RITZY Cinema workers, on their ninth day of strike action, marched with 200 supporters and trade unionists from the British Film Institute (BFI) yesterday.
What do we want – the living wage! When do we want it – now!’ rang out through the streets of London as the lively march was led by a drumming band.
There were big delegations of BECTU workers with their banner and Equity workers carrying purple flags.
Cinema worker Blaise Hure said: ‘We are here to strike against Picture House for refusing to pay us the London living wage of £8.80 an hour.
‘We are living on the bread line and scraping the barrel to make ends meet and pay our rent and living costs.
‘We shouldn’t have to live like this, especially when the fat cats at the top are getting major pay rises and major bonuses and clearly have the ability to pay us.’
BECTU member Thea Sandall, who works at the Young Vic theatre, said: ‘I do get paid enough to live on at the Young Vic and I am here today supporting these young workers because people can’t be expected to live in London on less than the living wage.
‘Young people haven’t got a future at the moment. I have two grandsons and they are in the same situation. They cannot afford to move out from their parents’ house, they cannot afford to live alone.’
Ritzy Cinema worker Zaz Wood told News Line: ‘This is the ninth day of strike action and our tenth will be on Sunday.
‘We are going to fight until we win. We are going to win the London Living Wage. Personally, it is very hard for me to pay rent, bills and student tuition fees as well as obviously food and drink.
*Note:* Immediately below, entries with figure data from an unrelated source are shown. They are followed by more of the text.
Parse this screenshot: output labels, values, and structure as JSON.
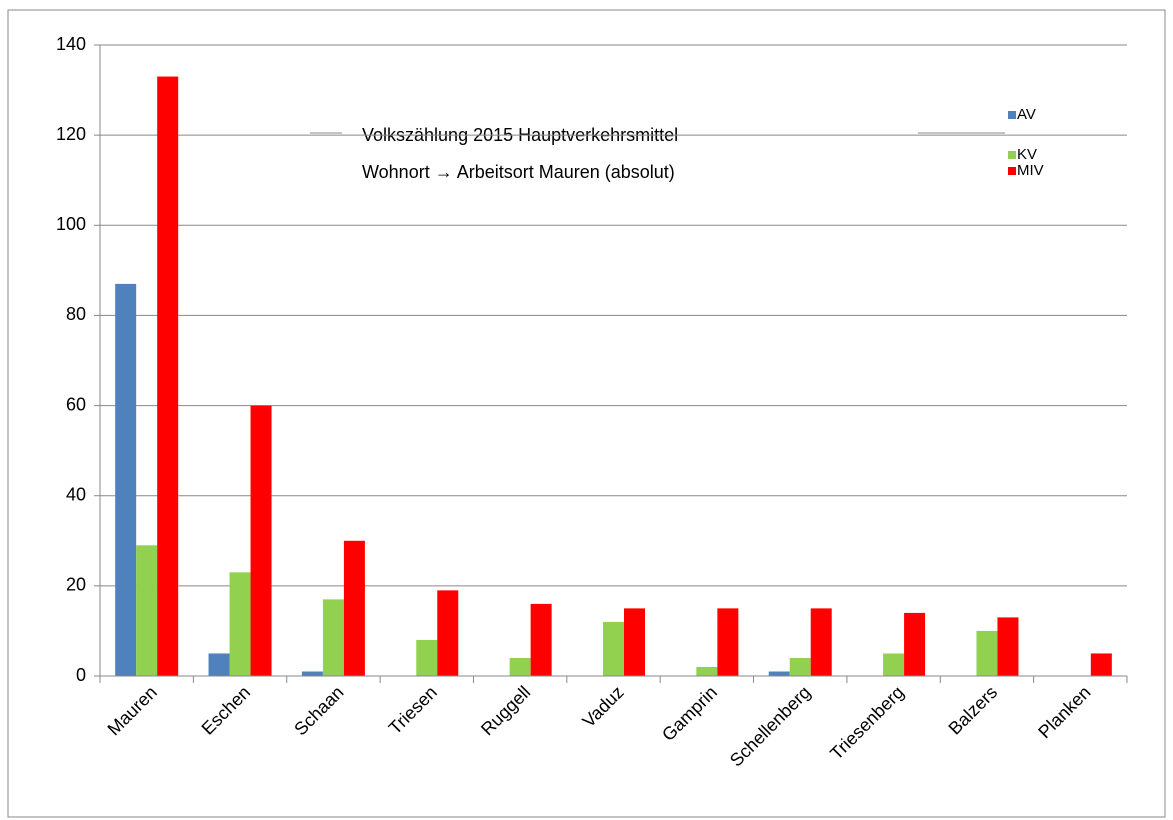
{
  "chart_data": {
    "type": "bar",
    "title": "Volkszählung 2015  Hauptverkehrsmittel",
    "subtitle": "Wohnort → Arbeitsort Mauren (absolut)",
    "categories": [
      "Mauren",
      "Eschen",
      "Schaan",
      "Triesen",
      "Ruggell",
      "Vaduz",
      "Gamprin",
      "Schellenberg",
      "Triesenberg",
      "Balzers",
      "Planken"
    ],
    "series": [
      {
        "name": "AV",
        "color": "#4f81bd",
        "values": [
          87,
          5,
          1,
          0,
          0,
          0,
          0,
          1,
          0,
          0,
          0
        ]
      },
      {
        "name": "KV",
        "color": "#92d050",
        "values": [
          29,
          23,
          17,
          8,
          4,
          12,
          2,
          4,
          5,
          10,
          0
        ]
      },
      {
        "name": "MIV",
        "color": "#ff0000",
        "values": [
          133,
          60,
          30,
          19,
          16,
          15,
          15,
          15,
          14,
          13,
          5
        ]
      }
    ],
    "ylim": [
      0,
      140
    ],
    "yticks": [
      0,
      20,
      40,
      60,
      80,
      100,
      120,
      140
    ],
    "grid": true,
    "legend": "top-right"
  }
}
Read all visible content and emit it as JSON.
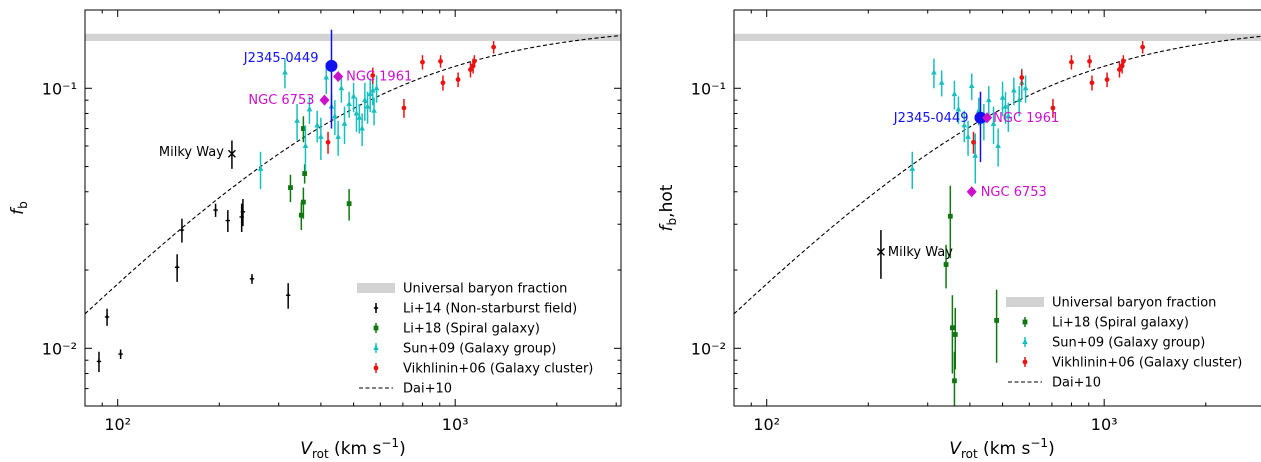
{
  "colors": {
    "li14": "#000000",
    "li18": "#117711",
    "sun09": "#17bfbf",
    "vikh06": "#ee1111",
    "target": "#1111ee",
    "ngc": "#cc11cc",
    "band": "#d3d3d3",
    "model": "#000000"
  },
  "chart_data": [
    {
      "type": "scatter",
      "xlabel": "Vrot (km s−1)",
      "ylabel": "fb",
      "xscale": "log",
      "yscale": "log",
      "xlim": [
        80,
        3100
      ],
      "ylim": [
        0.006,
        0.2
      ],
      "xticks": [
        {
          "v": 100,
          "label": "10²"
        },
        {
          "v": 1000,
          "label": "10³"
        }
      ],
      "yticks": [
        {
          "v": 0.01,
          "label": "10⁻²"
        },
        {
          "v": 0.1,
          "label": "10⁻¹"
        }
      ],
      "universal_band": [
        0.152,
        0.162
      ],
      "legend": {
        "placement": "lower-right",
        "entries": [
          {
            "label": "Universal baryon fraction",
            "kind": "band"
          },
          {
            "label": "Li+14 (Non-starburst field)",
            "kind": "li14"
          },
          {
            "label": "Li+18 (Spiral galaxy)",
            "kind": "li18"
          },
          {
            "label": "Sun+09 (Galaxy group)",
            "kind": "sun09"
          },
          {
            "label": "Vikhlinin+06 (Galaxy cluster)",
            "kind": "vikh06"
          },
          {
            "label": "Dai+10",
            "kind": "model"
          }
        ]
      },
      "series": [
        {
          "name": "Li+14 (Non-starburst field)",
          "key": "li14",
          "marker": "plus",
          "points": [
            [
              88,
              0.0089,
              0.0008
            ],
            [
              93,
              0.0132,
              0.001
            ],
            [
              102,
              0.0095,
              0.0004
            ],
            [
              150,
              0.0205,
              0.0025
            ],
            [
              155,
              0.0285,
              0.003
            ],
            [
              195,
              0.034,
              0.002
            ],
            [
              212,
              0.031,
              0.003
            ],
            [
              233,
              0.032,
              0.004
            ],
            [
              235,
              0.0335,
              0.004
            ],
            [
              250,
              0.0185,
              0.0008
            ],
            [
              320,
              0.016,
              0.0018
            ]
          ]
        },
        {
          "name": "Li+18 (Spiral galaxy)",
          "key": "li18",
          "marker": "square",
          "points": [
            [
              325,
              0.0415,
              0.005
            ],
            [
              350,
              0.0325,
              0.004
            ],
            [
              355,
              0.0365,
              0.005
            ],
            [
              358,
              0.047,
              0.004
            ],
            [
              355,
              0.07,
              0.008
            ],
            [
              485,
              0.036,
              0.005
            ]
          ]
        },
        {
          "name": "Sun+09 (Galaxy group)",
          "key": "sun09",
          "marker": "triangle",
          "points": [
            [
              265,
              0.049,
              0.008
            ],
            [
              313,
              0.115,
              0.015
            ],
            [
              340,
              0.075,
              0.012
            ],
            [
              360,
              0.06,
              0.012
            ],
            [
              370,
              0.083,
              0.01
            ],
            [
              390,
              0.072,
              0.01
            ],
            [
              400,
              0.065,
              0.012
            ],
            [
              415,
              0.11,
              0.015
            ],
            [
              430,
              0.085,
              0.01
            ],
            [
              440,
              0.078,
              0.012
            ],
            [
              450,
              0.065,
              0.01
            ],
            [
              460,
              0.1,
              0.012
            ],
            [
              470,
              0.073,
              0.012
            ],
            [
              485,
              0.087,
              0.01
            ],
            [
              500,
              0.093,
              0.012
            ],
            [
              510,
              0.08,
              0.012
            ],
            [
              520,
              0.077,
              0.01
            ],
            [
              530,
              0.07,
              0.01
            ],
            [
              540,
              0.09,
              0.015
            ],
            [
              550,
              0.085,
              0.012
            ],
            [
              560,
              0.095,
              0.014
            ],
            [
              570,
              0.098,
              0.012
            ],
            [
              575,
              0.082,
              0.01
            ],
            [
              585,
              0.1,
              0.012
            ]
          ]
        },
        {
          "name": "Vikhlinin+06 (Galaxy cluster)",
          "key": "vikh06",
          "marker": "circle",
          "points": [
            [
              420,
              0.062,
              0.006
            ],
            [
              570,
              0.112,
              0.008
            ],
            [
              705,
              0.084,
              0.007
            ],
            [
              800,
              0.126,
              0.008
            ],
            [
              905,
              0.127,
              0.007
            ],
            [
              920,
              0.105,
              0.007
            ],
            [
              1020,
              0.108,
              0.007
            ],
            [
              1110,
              0.118,
              0.008
            ],
            [
              1130,
              0.122,
              0.008
            ],
            [
              1140,
              0.127,
              0.007
            ],
            [
              1300,
              0.144,
              0.008
            ]
          ]
        },
        {
          "name": "Dai+10",
          "key": "model",
          "marker": "line",
          "fmax": 0.176,
          "vc": 540,
          "slope": 1.3
        }
      ],
      "special": [
        {
          "label": "Milky Way",
          "marker": "x",
          "colorKey": "li14",
          "v": 218,
          "f": 0.056,
          "err": 0.007,
          "label_side": "left"
        },
        {
          "label": "J2345-0449",
          "marker": "bigcircle",
          "colorKey": "target",
          "v": 430,
          "f": 0.122,
          "err_lo": 0.07,
          "err_hi": 0.168,
          "label_side": "left"
        },
        {
          "label": "NGC 1961",
          "marker": "diamond",
          "colorKey": "ngc",
          "v": 450,
          "f": 0.111,
          "label_side": "right"
        },
        {
          "label": "NGC 6753",
          "marker": "diamond",
          "colorKey": "ngc",
          "v": 410,
          "f": 0.09,
          "label_side": "left"
        }
      ]
    },
    {
      "type": "scatter",
      "xlabel": "Vrot (km s−1)",
      "ylabel": "fb,hot",
      "xscale": "log",
      "yscale": "log",
      "xlim": [
        80,
        3100
      ],
      "ylim": [
        0.006,
        0.2
      ],
      "xticks": [
        {
          "v": 100,
          "label": "10²"
        },
        {
          "v": 1000,
          "label": "10³"
        }
      ],
      "yticks": [
        {
          "v": 0.01,
          "label": "10⁻²"
        },
        {
          "v": 0.1,
          "label": "10⁻¹"
        }
      ],
      "universal_band": [
        0.152,
        0.162
      ],
      "legend": {
        "placement": "lower-right",
        "entries": [
          {
            "label": "Universal baryon fraction",
            "kind": "band"
          },
          {
            "label": "Li+18 (Spiral galaxy)",
            "kind": "li18"
          },
          {
            "label": "Sun+09 (Galaxy group)",
            "kind": "sun09"
          },
          {
            "label": "Vikhlinin+06 (Galaxy cluster)",
            "kind": "vikh06"
          },
          {
            "label": "Dai+10",
            "kind": "model"
          }
        ]
      },
      "series": [
        {
          "name": "Li+18 (Spiral galaxy)",
          "key": "li18",
          "marker": "square",
          "points": [
            [
              340,
              0.021,
              0.004
            ],
            [
              350,
              0.0322,
              0.01
            ],
            [
              355,
              0.012,
              0.004
            ],
            [
              360,
              0.0075,
              0.0022
            ],
            [
              362,
              0.0113,
              0.003
            ],
            [
              480,
              0.0128,
              0.004
            ]
          ]
        },
        {
          "name": "Sun+09 (Galaxy group)",
          "key": "sun09",
          "marker": "triangle",
          "points": [
            [
              270,
              0.049,
              0.008
            ],
            [
              313,
              0.115,
              0.015
            ],
            [
              330,
              0.105,
              0.012
            ],
            [
              360,
              0.095,
              0.012
            ],
            [
              370,
              0.083,
              0.01
            ],
            [
              385,
              0.072,
              0.01
            ],
            [
              395,
              0.065,
              0.01
            ],
            [
              405,
              0.102,
              0.012
            ],
            [
              415,
              0.055,
              0.012
            ],
            [
              425,
              0.082,
              0.01
            ],
            [
              440,
              0.075,
              0.012
            ],
            [
              455,
              0.09,
              0.012
            ],
            [
              470,
              0.073,
              0.012
            ],
            [
              485,
              0.06,
              0.01
            ],
            [
              500,
              0.092,
              0.014
            ],
            [
              510,
              0.085,
              0.012
            ],
            [
              520,
              0.078,
              0.01
            ],
            [
              540,
              0.098,
              0.012
            ],
            [
              560,
              0.09,
              0.012
            ],
            [
              570,
              0.105,
              0.014
            ],
            [
              585,
              0.1,
              0.012
            ]
          ]
        },
        {
          "name": "Vikhlinin+06 (Galaxy cluster)",
          "key": "vikh06",
          "marker": "circle",
          "points": [
            [
              410,
              0.062,
              0.006
            ],
            [
              570,
              0.11,
              0.008
            ],
            [
              705,
              0.084,
              0.007
            ],
            [
              800,
              0.126,
              0.008
            ],
            [
              905,
              0.127,
              0.007
            ],
            [
              920,
              0.105,
              0.007
            ],
            [
              1020,
              0.108,
              0.007
            ],
            [
              1110,
              0.118,
              0.008
            ],
            [
              1130,
              0.122,
              0.008
            ],
            [
              1140,
              0.127,
              0.007
            ],
            [
              1300,
              0.144,
              0.008
            ]
          ]
        },
        {
          "name": "Dai+10",
          "key": "model",
          "marker": "line",
          "fmax": 0.176,
          "vc": 540,
          "slope": 1.3
        }
      ],
      "special": [
        {
          "label": "Milky Way",
          "marker": "x",
          "colorKey": "li14",
          "v": 218,
          "f": 0.0235,
          "err": 0.005,
          "label_side": "right"
        },
        {
          "label": "J2345-0449",
          "marker": "bigcircle",
          "colorKey": "target",
          "v": 430,
          "f": 0.077,
          "err_lo": 0.052,
          "err_hi": 0.097,
          "label_side": "left"
        },
        {
          "label": "NGC 1961",
          "marker": "diamond",
          "colorKey": "ngc",
          "v": 450,
          "f": 0.077,
          "label_side": "right"
        },
        {
          "label": "NGC 6753",
          "marker": "diamond",
          "colorKey": "ngc",
          "v": 405,
          "f": 0.04,
          "label_side": "right"
        }
      ]
    }
  ]
}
Their ticket prices have gone up to £12 on the weekend to see a film and that is significantly more than I am paid in an hour – a large popcorn costs £4.50!
‘Other workers should come out on strike with us.
‘Last Thursday we joined the massive strike of teachers, fire fighters and other cinema workers – we definitely need a general strike.’
The march stopped outside the Picture House headquarters that own Ritzy headquarters at St Vincent House, Orange Street, then made its way to the Curzon headquarters in Stukeley Street and finished with a rally addressed by Ken Loach after ending at the London Mayor’s office at City Hall.